Co-production with Zavod Delak
Opening night:
24th September 2011
Translation Dražen Dragojević
Tatjana Stanič
Dragan Živadinov
Director Dragan Živadinov
Dramaturg Darja Dominkuš
Set design Dunja Zupančič
Miha Turšič
Costume designer Dunja Zupančič
Miha Turšič
Dunja Zupančič
Light designer Milan Podlogar
Language consultant Tatjana Stanič
Music Dario Seraval
Dragana Jovanović
Choreographers Marko Mlačnik
Mateja Rebolj
Anja Bajda
Cast:
Lotos Vincenc Šparovec k.g. - Will Shakespeare, poet
Matjaž Tribušon - Dick Burbadge, actor and owner of the theatre
Klemen Slakonja - Iack Ion Rice, boy who plays women's parts
Igor Samobor - William Nicholas Slye, actor of Puritan believes
Tom Ban k.g. - Alex Cooke, coward
Janez Škof - William Kempte, dancer
Jurij Zrnec/ Aleš Valič k.g. - William Bell, seaman, who betrayed the sea and became an actor
Saša Pavček - Mistress Rice, clairvoyant dressmaker and Iack's mother
Barbara Cerar - Eleanor Bull, soft hearted ale-house keeper
Veronika Drolc - Mary Flaming, supreme magistrate's wife
Bojan Emeršič - Harry Wriothesley, Earl of Sauthampton, Hal, horse thief
Alya k.g. - Titania
Andrej Fon k.g., Dario Seraval k.g. - Musicians
Vladimir Stojsavljević (1950), a renowned Croatian playwright and director, wrote Three Elizabethan Tragedies at the beginning of the 1980s. The play's main protagonists are the three great dramatists Christopher Marlowe, William Shakespeare and Ben Jonson.
The central part of the trilogy Love and Sovereignty features Richard Burbage's actors group's involvement in the Earl of Essex’s rebellion against Queen Elizabeth I. Inspired by the real event, Stojsavljević focuses on the dangerous proximity of politics and art and the abuse of theatre for political goals.

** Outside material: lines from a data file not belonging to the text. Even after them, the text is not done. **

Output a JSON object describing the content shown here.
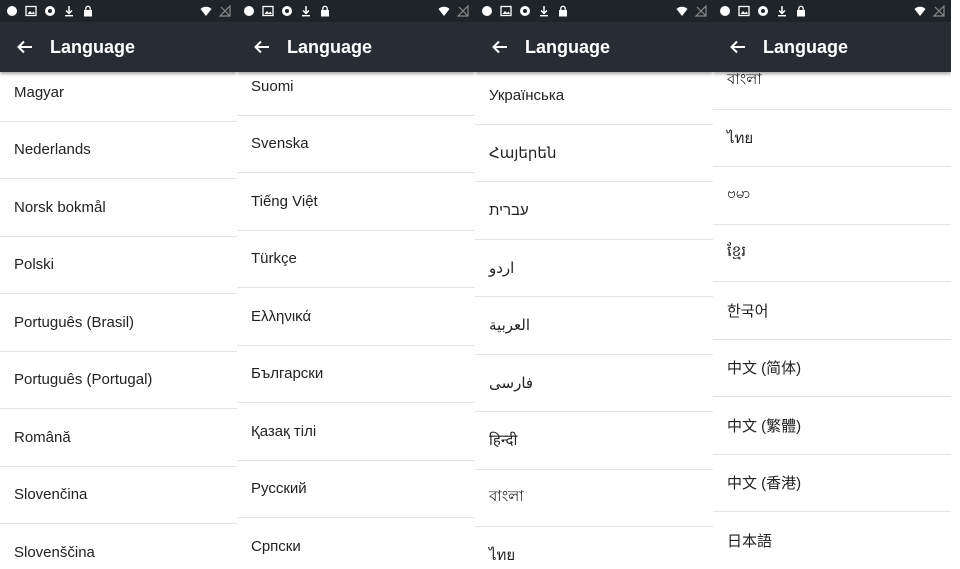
{
  "status_bar": {
    "left_icons": [
      "dot-icon",
      "image-icon",
      "sync-icon",
      "download-icon",
      "lock-icon"
    ],
    "right_icons": [
      "wifi-icon",
      "no-signal-icon"
    ]
  },
  "screens": [
    {
      "title": "Language",
      "items": [
        "Magyar",
        "Nederlands",
        "Norsk bokmål",
        "Polski",
        "Português (Brasil)",
        "Português (Portugal)",
        "Română",
        "Slovenčina",
        "Slovenščina"
      ]
    },
    {
      "title": "Language",
      "items": [
        "Suomi",
        "Svenska",
        "Tiếng Việt",
        "Türkçe",
        "Ελληνικά",
        "Български",
        "Қазақ тілі",
        "Русский",
        "Српски"
      ]
    },
    {
      "title": "Language",
      "items": [
        "Українська",
        "Հայերեն",
        "עברית",
        "اردو",
        "العربية",
        "فارسی",
        "हिन्दी",
        "বাংলা",
        "ไทย"
      ]
    },
    {
      "title": "Language",
      "items": [
        "বাংলা",
        "ไทย",
        "ဗမာ",
        "ខ្មែរ",
        "한국어",
        "中文 (简体)",
        "中文 (繁體)",
        "中文 (香港)",
        "日本語"
      ]
    }
  ],
  "colors": {
    "status_bar": "#1f2428",
    "app_bar": "#272d32",
    "divider": "#e3e3e3",
    "text": "#222222"
  }
}
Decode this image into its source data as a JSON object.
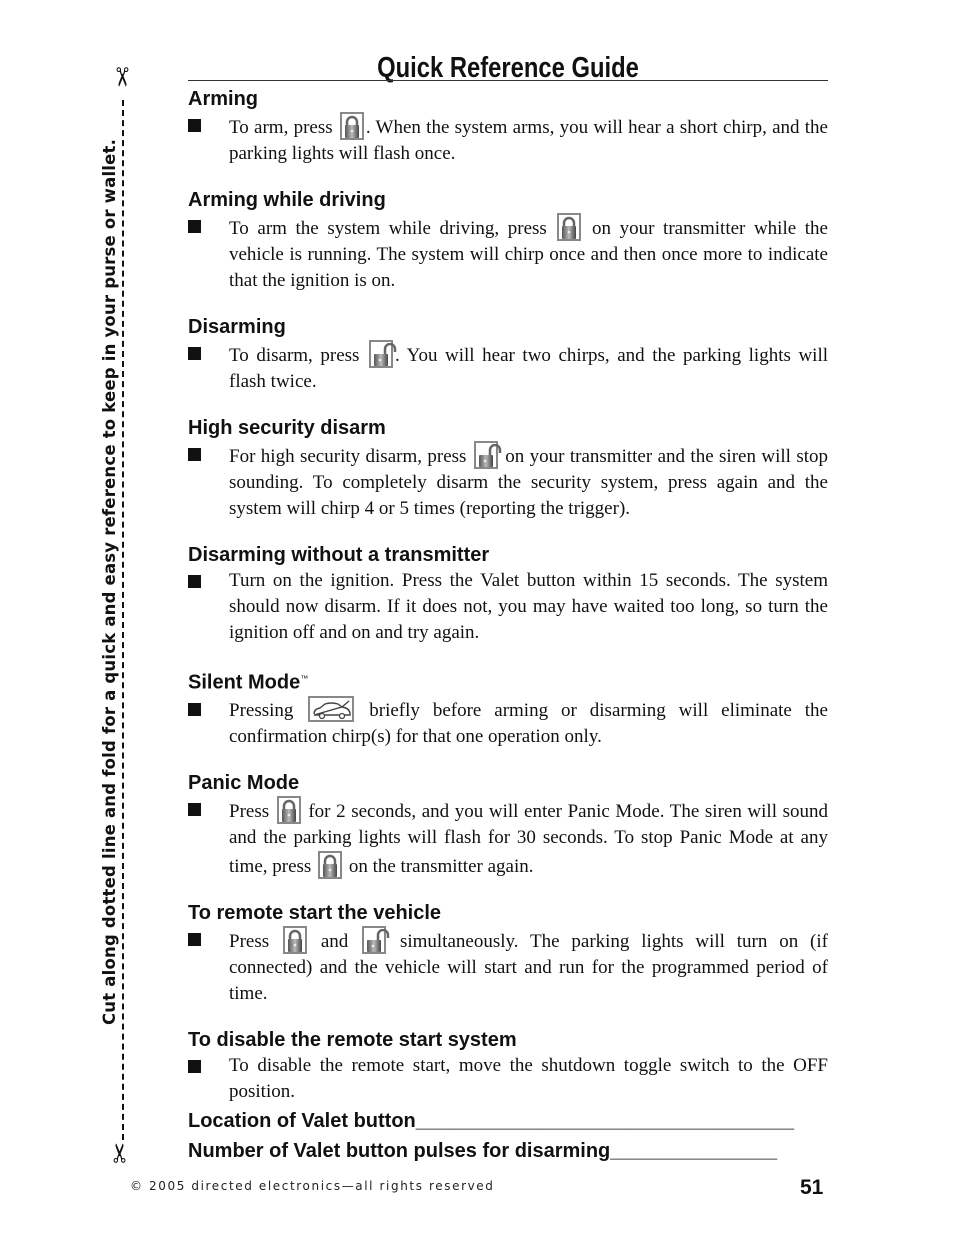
{
  "header": {
    "title": "Quick Reference Guide"
  },
  "cut_note": "Cut along dotted line and fold for a quick and easy reference to keep in your purse or wallet.",
  "sections": [
    {
      "heading": "Arming",
      "parts": [
        "To arm, press ",
        {
          "icon": "lock-closed"
        },
        ". When the system arms, you will hear a short chirp, and the parking lights will flash once."
      ]
    },
    {
      "heading": "Arming while driving",
      "parts": [
        "To arm the system while driving, press ",
        {
          "icon": "lock-closed"
        },
        " on your transmitter while the vehicle is running. The system will chirp once and then once more to indicate that the ignition is on."
      ]
    },
    {
      "heading": "Disarming",
      "parts": [
        "To disarm, press ",
        {
          "icon": "lock-open"
        },
        ". You will hear two chirps, and the parking lights will flash twice."
      ]
    },
    {
      "heading": "High security disarm",
      "parts": [
        "For high security disarm, press ",
        {
          "icon": "lock-open"
        },
        " on your transmitter and the siren will stop sounding. To completely disarm the security system, press again and the system will chirp 4 or 5 times (reporting the trigger)."
      ]
    },
    {
      "heading": "Disarming without a transmitter",
      "parts": [
        "Turn on the ignition. Press the Valet button within 15 seconds. The system should now disarm. If it does not, you may have waited too long, so turn the ignition off and on and try again."
      ]
    },
    {
      "heading": "Silent Mode",
      "trademark": "™",
      "parts": [
        "Pressing ",
        {
          "icon": "car-trunk"
        },
        " briefly before arming or disarming will eliminate the confirmation chirp(s) for that one operation only."
      ]
    },
    {
      "heading": "Panic Mode",
      "parts": [
        "Press ",
        {
          "icon": "lock-closed"
        },
        " for 2 seconds, and you will enter Panic Mode. The siren will sound and the parking lights will flash for 30 seconds. To stop Panic Mode at any time, press ",
        {
          "icon": "lock-closed"
        },
        " on the transmitter again."
      ]
    },
    {
      "heading": "To remote start the vehicle",
      "parts": [
        "Press ",
        {
          "icon": "lock-closed"
        },
        " and ",
        {
          "icon": "lock-open"
        },
        " simultaneously. The parking lights will turn on (if connected) and the vehicle will start and run for the programmed period of time."
      ]
    },
    {
      "heading": "To disable the remote start system",
      "parts": [
        "To disable the remote start, move the shutdown toggle switch to the OFF position."
      ]
    }
  ],
  "fields": [
    {
      "label": "Location of Valet button",
      "blank": "__________________________________"
    },
    {
      "label": "Number of Valet button pulses for disarming",
      "blank": "_______________"
    }
  ],
  "footer": {
    "copyright": "© 2005 directed electronics—all rights reserved",
    "page_number": "51"
  }
}
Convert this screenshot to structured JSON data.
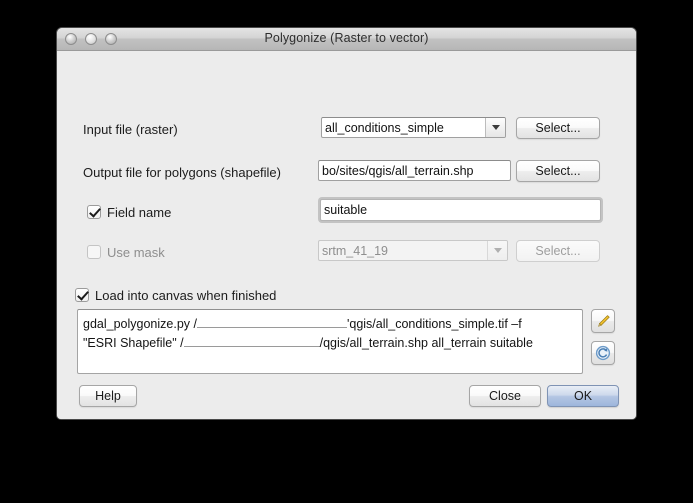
{
  "window": {
    "title": "Polygonize (Raster to vector)",
    "traffic_lights": [
      "close",
      "minimize",
      "zoom"
    ]
  },
  "form": {
    "input_file": {
      "label": "Input file (raster)",
      "value": "all_conditions_simple",
      "select_label": "Select...",
      "enabled": true
    },
    "output_file": {
      "label": "Output file for polygons (shapefile)",
      "value": "bo/sites/qgis/all_terrain.shp",
      "select_label": "Select...",
      "enabled": true
    },
    "field_name": {
      "label": "Field name",
      "checked": true,
      "value": "suitable",
      "enabled": true
    },
    "use_mask": {
      "label": "Use mask",
      "checked": false,
      "value": "srtm_41_19",
      "select_label": "Select...",
      "enabled": false
    },
    "load_into_canvas": {
      "label": "Load into canvas when finished",
      "checked": true
    }
  },
  "command": {
    "line1_pre": "gdal_polygonize.py /",
    "line1_post": "'qgis/all_conditions_simple.tif –f",
    "line2_pre": "\"ESRI Shapefile\" /",
    "line2_post": "/qgis/all_terrain.shp all_terrain suitable"
  },
  "side_buttons": {
    "edit": "pencil-icon",
    "reset": "refresh-icon"
  },
  "footer": {
    "help": "Help",
    "close": "Close",
    "ok": "OK"
  },
  "colors": {
    "window_bg": "#ececec",
    "default_button": "#b4c6e3",
    "pencil_yellow": "#f2c230",
    "refresh_blue": "#7aa8d8"
  }
}
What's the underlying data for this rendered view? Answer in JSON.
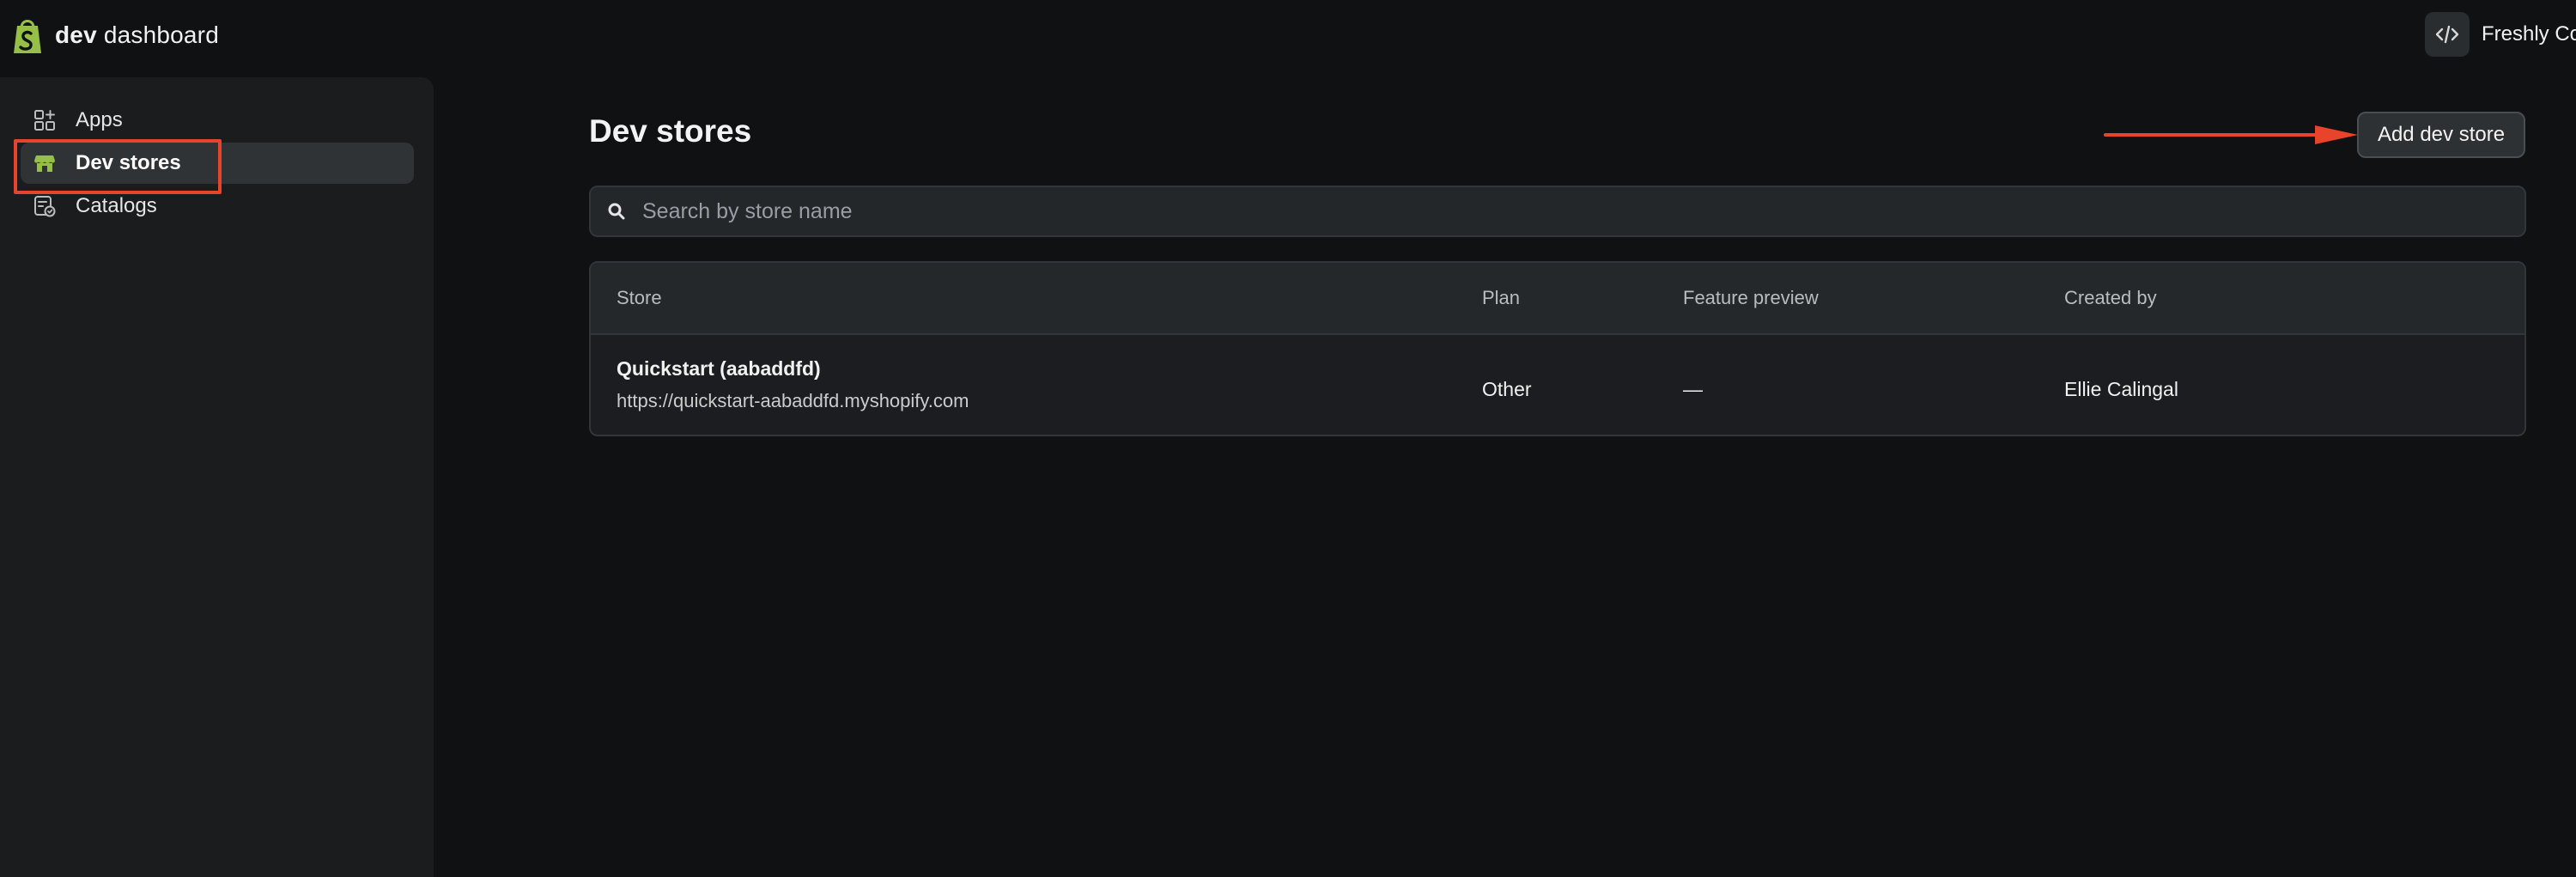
{
  "brand": {
    "name_strong": "dev",
    "name_rest": " dashboard",
    "accent": "#95bf47"
  },
  "org_switcher": {
    "icon": "code-icon",
    "name": "Freshly Coded"
  },
  "sidebar": {
    "items": [
      {
        "label": "Apps",
        "icon": "apps-icon",
        "active": false
      },
      {
        "label": "Dev stores",
        "icon": "store-icon",
        "active": true
      },
      {
        "label": "Catalogs",
        "icon": "catalog-icon",
        "active": false
      }
    ]
  },
  "main": {
    "title": "Dev stores",
    "add_button_label": "Add dev store",
    "search": {
      "placeholder": "Search by store name",
      "value": ""
    },
    "table": {
      "headers": [
        "Store",
        "Plan",
        "Feature preview",
        "Created by"
      ],
      "rows": [
        {
          "store_name": "Quickstart (aabaddfd)",
          "store_url": "https://quickstart-aabaddfd.myshopify.com",
          "plan": "Other",
          "feature_preview": "—",
          "created_by": "Ellie Calingal"
        }
      ]
    }
  },
  "annotation": {
    "color": "#e8432b"
  }
}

After the coup d'état in which the Puritans play a double role fails, it turns out that the theatre is much more vulnerable and under threat than the state. The state has many means to maintain its mechanisms, even though its real image will be preserved in the future only through great artistic works which will outlive their times. In the play William Shakespeare transforms from a horse keeper and a promising playwright into the Queen's most important contemporary. After all, it was the Queen and the poet who most intensively marked Elizabethan England.